The Shadow Isle - Katharine Kerr [130]
“Salamander!” Gerran yelled. “What in all the hells are you doing?”
Salamander tossed the stick away and started for his horse. Gerran halted the baggage train while the gerthddyn mounted up and trotted over.
“Looking for someone,” Salamander said, “to see if he needed burying. He’s been pretty much burnt, though, and a lad died with him. All I found were scorched bones.”
“That’s a sad thing, then. Friend of yours?”
“Not truly. He’s the husband of that woman I told you about, the one who was taken by the Horsekin once before. Seeing if he needed burying just seemed a decent thing to do.” Salamander sighed and looked away, his face pale, his eyes narrowed against the bright sunlight. “What’s going to be interesting, Gerran my lad, is the fate of the other farms and the village along the way. The folk there all worshiped Alshandra.”
“Interesting, indeed. Let’s go.”
The next farm they passed, some miles along, stood unburnt though deserted. Salamander rode over and searched it while the baggage train plodded on. He caught up with them again in a mile.
“Not a soul there,” he said. “Either they took their livestock and fled to the woods, or they’ve gone along with the Horsekin army.”
“As slaves?” Gerran said.
“Or as compatriots.”
“Huh. If so, they’ve got a surprise coming their way.”
“And a very unpleasant one, at that.”
The village Salamander had mentioned turned out to be a straggle of houses roughly arranged around a well. Silence lay upon it like fog—not so much as the bark of a dog or the cluck of a chicken greeted them when the baggage train pulled up in the road beside the village. Salamander dismounted and walked over to the well. When he called out a greeting, only silence answered him.

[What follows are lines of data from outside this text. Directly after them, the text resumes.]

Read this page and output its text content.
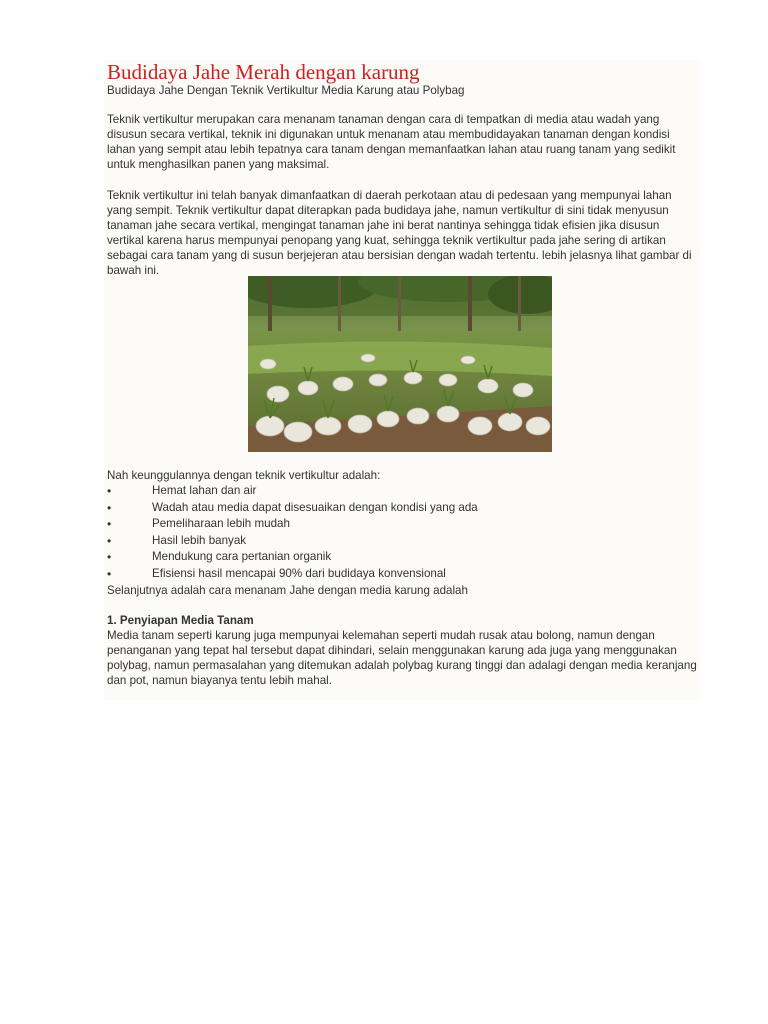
Budidaya Jahe Merah dengan karung
Budidaya Jahe Dengan Teknik Vertikultur Media Karung atau Polybag

Teknik vertikultur merupakan cara menanam tanaman dengan cara di tempatkan di media atau wadah yang disusun secara vertikal, teknik ini digunakan untuk menanam atau membudidayakan tanaman dengan kondisi lahan yang sempit atau lebih tepatnya cara tanam dengan memanfaatkan lahan atau ruang tanam yang sedikit untuk menghasilkan panen yang maksimal.

Teknik vertikultur ini telah banyak dimanfaatkan di daerah perkotaan atau di pedesaan yang mempunyai lahan yang sempit. Teknik vertikultur dapat diterapkan pada budidaya jahe, namun vertikultur di sini tidak menyusun tanaman jahe secara vertikal, mengingat tanaman jahe ini berat nantinya sehingga tidak efisien jika disusun vertikal karena harus mempunyai penopang yang kuat, sehingga teknik vertikultur pada jahe sering di artikan sebagai cara tanam yang di susun berjejeran atau bersisian dengan wadah tertentu. lebih jelasnya lihat gambar di bawah ini.

Nah keunggulannya dengan teknik vertikultur adalah:
•	Hemat lahan dan air
•	Wadah atau media dapat disesuaikan dengan kondisi yang ada
•	Pemeliharaan lebih mudah
•	Hasil lebih banyak
•	Mendukung cara pertanian organik
•	Efisiensi hasil mencapai 90% dari budidaya konvensional
Selanjutnya adalah cara menanam Jahe dengan media karung adalah
1. Penyiapan Media Tanam

Media tanam seperti karung juga mempunyai kelemahan seperti mudah rusak atau bolong, namun dengan penanganan yang tepat hal tersebut dapat dihindari, selain menggunakan karung ada juga yang menggunakan polybag, namun permasalahan yang ditemukan adalah polybag kurang tinggi dan adalagi dengan media keranjang dan pot, namun biayanya tentu lebih mahal.
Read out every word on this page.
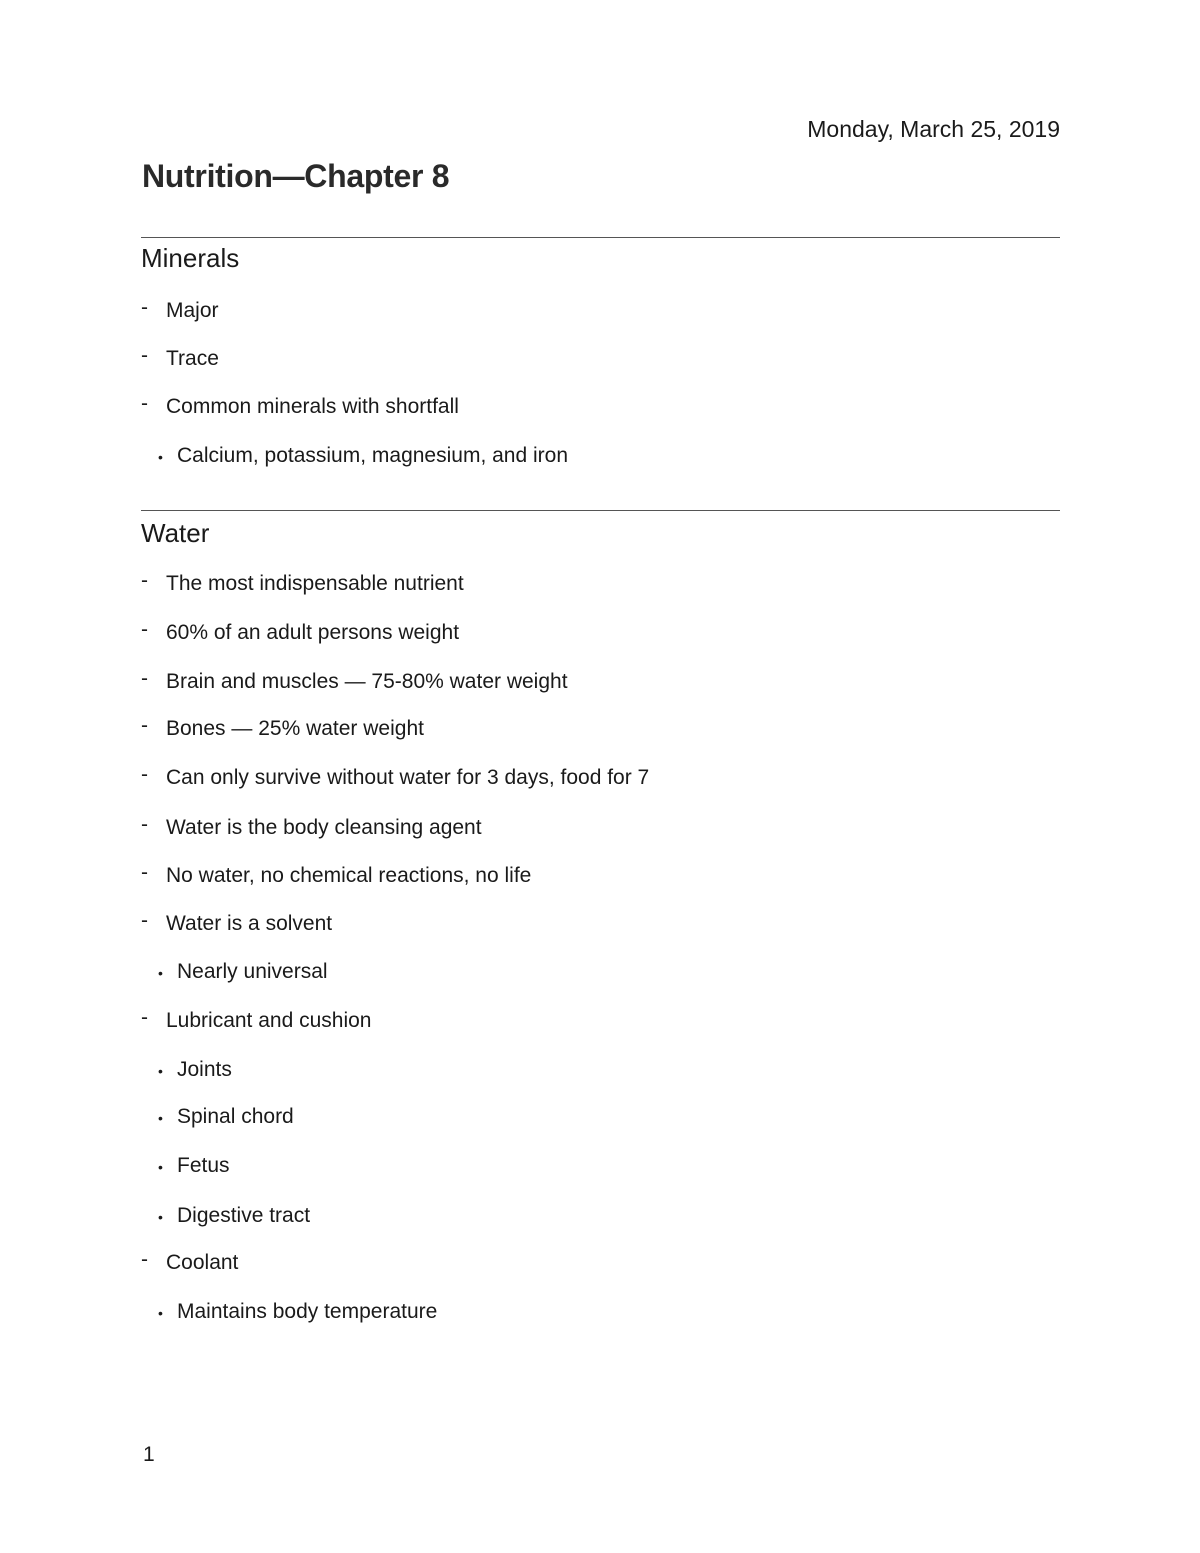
Monday, March 25, 2019
Nutrition—Chapter 8
Minerals
- Major
- Trace
- Common minerals with shortfall
• Calcium, potassium, magnesium, and iron
Water
- The most indispensable nutrient
- 60% of an adult persons weight
- Brain and muscles — 75-80% water weight
- Bones — 25% water weight
- Can only survive without water for 3 days, food for 7
- Water is the body cleansing agent
- No water, no chemical reactions, no life
- Water is a solvent
• Nearly universal
- Lubricant and cushion
• Joints
• Spinal chord
• Fetus
• Digestive tract
- Coolant
• Maintains body temperature
1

He strode over to the nearest house and peered in, then turned away with a shrug.
“It’s been stripped,” Salamander called out. “No furniture, naught.”
“You’d best get back here,” Gerran called back. “We need to get moving.”

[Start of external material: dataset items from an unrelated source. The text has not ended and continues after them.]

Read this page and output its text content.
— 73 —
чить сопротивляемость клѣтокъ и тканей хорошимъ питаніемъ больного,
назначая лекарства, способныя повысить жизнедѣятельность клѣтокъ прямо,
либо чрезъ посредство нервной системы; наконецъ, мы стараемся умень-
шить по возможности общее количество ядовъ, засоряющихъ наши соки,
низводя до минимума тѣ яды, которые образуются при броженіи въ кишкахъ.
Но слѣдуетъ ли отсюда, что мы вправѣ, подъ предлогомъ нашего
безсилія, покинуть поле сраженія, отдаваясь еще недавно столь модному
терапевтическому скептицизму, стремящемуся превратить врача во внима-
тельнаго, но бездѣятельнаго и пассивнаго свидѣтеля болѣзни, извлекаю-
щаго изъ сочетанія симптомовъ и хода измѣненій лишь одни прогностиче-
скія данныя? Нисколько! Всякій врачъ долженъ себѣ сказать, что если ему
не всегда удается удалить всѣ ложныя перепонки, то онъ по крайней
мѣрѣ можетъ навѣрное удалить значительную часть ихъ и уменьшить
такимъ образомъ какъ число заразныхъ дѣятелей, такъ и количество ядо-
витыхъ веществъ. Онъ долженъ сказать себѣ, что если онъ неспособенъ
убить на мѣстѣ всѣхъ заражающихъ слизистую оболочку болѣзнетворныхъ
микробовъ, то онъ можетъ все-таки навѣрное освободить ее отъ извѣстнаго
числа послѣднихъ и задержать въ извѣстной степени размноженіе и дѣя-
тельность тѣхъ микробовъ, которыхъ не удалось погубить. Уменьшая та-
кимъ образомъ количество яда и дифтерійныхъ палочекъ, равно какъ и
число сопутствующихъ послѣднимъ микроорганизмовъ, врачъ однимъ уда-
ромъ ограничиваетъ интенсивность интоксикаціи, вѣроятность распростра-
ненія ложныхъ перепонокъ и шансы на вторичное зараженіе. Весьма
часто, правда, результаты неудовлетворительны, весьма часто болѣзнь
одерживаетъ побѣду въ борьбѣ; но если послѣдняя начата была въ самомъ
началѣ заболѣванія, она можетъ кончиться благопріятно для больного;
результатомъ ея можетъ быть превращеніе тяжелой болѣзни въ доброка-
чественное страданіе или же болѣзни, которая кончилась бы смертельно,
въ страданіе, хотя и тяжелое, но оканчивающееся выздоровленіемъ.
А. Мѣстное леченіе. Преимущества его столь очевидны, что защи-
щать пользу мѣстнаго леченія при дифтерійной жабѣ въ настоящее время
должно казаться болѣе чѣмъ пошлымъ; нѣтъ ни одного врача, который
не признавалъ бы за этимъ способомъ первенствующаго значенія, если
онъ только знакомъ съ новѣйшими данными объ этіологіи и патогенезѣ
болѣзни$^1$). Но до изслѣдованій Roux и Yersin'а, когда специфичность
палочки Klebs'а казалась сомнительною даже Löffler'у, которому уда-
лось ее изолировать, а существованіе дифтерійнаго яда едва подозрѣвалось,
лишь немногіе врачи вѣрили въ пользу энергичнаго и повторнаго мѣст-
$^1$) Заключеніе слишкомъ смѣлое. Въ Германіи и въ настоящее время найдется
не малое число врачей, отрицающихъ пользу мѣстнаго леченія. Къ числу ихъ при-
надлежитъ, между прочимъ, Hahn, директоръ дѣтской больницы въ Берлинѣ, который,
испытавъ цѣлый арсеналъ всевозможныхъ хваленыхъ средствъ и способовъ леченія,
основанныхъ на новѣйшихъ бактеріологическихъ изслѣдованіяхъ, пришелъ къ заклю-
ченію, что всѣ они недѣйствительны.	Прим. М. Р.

Salamander trotted back and mounted up, urging his horse up close to Gerran’s.
“Stranger and stranger,” Salamander said. “These were the people whom the ill-fated Lord Oth saved from being drawn and hanged last summer, the Alshandra worshipers among the servants in the dun. So I’d wager they went along willingly.”
“I’d agree with that. Well, if the princes have won the battle, we’ll find out soon enough.”
Gerran used this particular pause to change the positions of the escorts. He set five of them to ride rearguard, then called the rest up to ride just behind him. He sent Salamander and Clae back to ride in the middle of the line, the safest position, but kept Nicedd up to ride beside him.
“Some of the Horsekin might flee the battle and head south,” Gerran told his men. “Ride ready to fight.”
Along this particular stretch of road there was some chance of an ambush or attempt at one. Beyond the plowed fields of the last farm stood woodland, open and brushy from years of harvesting deadfall and the like, but providing some cover still. The terrain slowly rose, too, toward the northern hills just visible on the horizon. When his men unlaced their shields from the left side of their saddle peaks, Gerran tried to do the same. Reaching down made his shoulder ache, a throbbing pain that reached a little way down his back. Worse than the pain, he suddenly realized that something was gravely wrong with the wound. He’d been cut before in battle, but never before had a wound—and such a shallow one at that—felt as if it were spreading, increasing its severity with every day that passed. He got the shield free, but when he settled its weight on his left arm, the shoulder above stopped aching and flashed with honest pain. He felt the blood drain from his face, leaving it as cold as winter.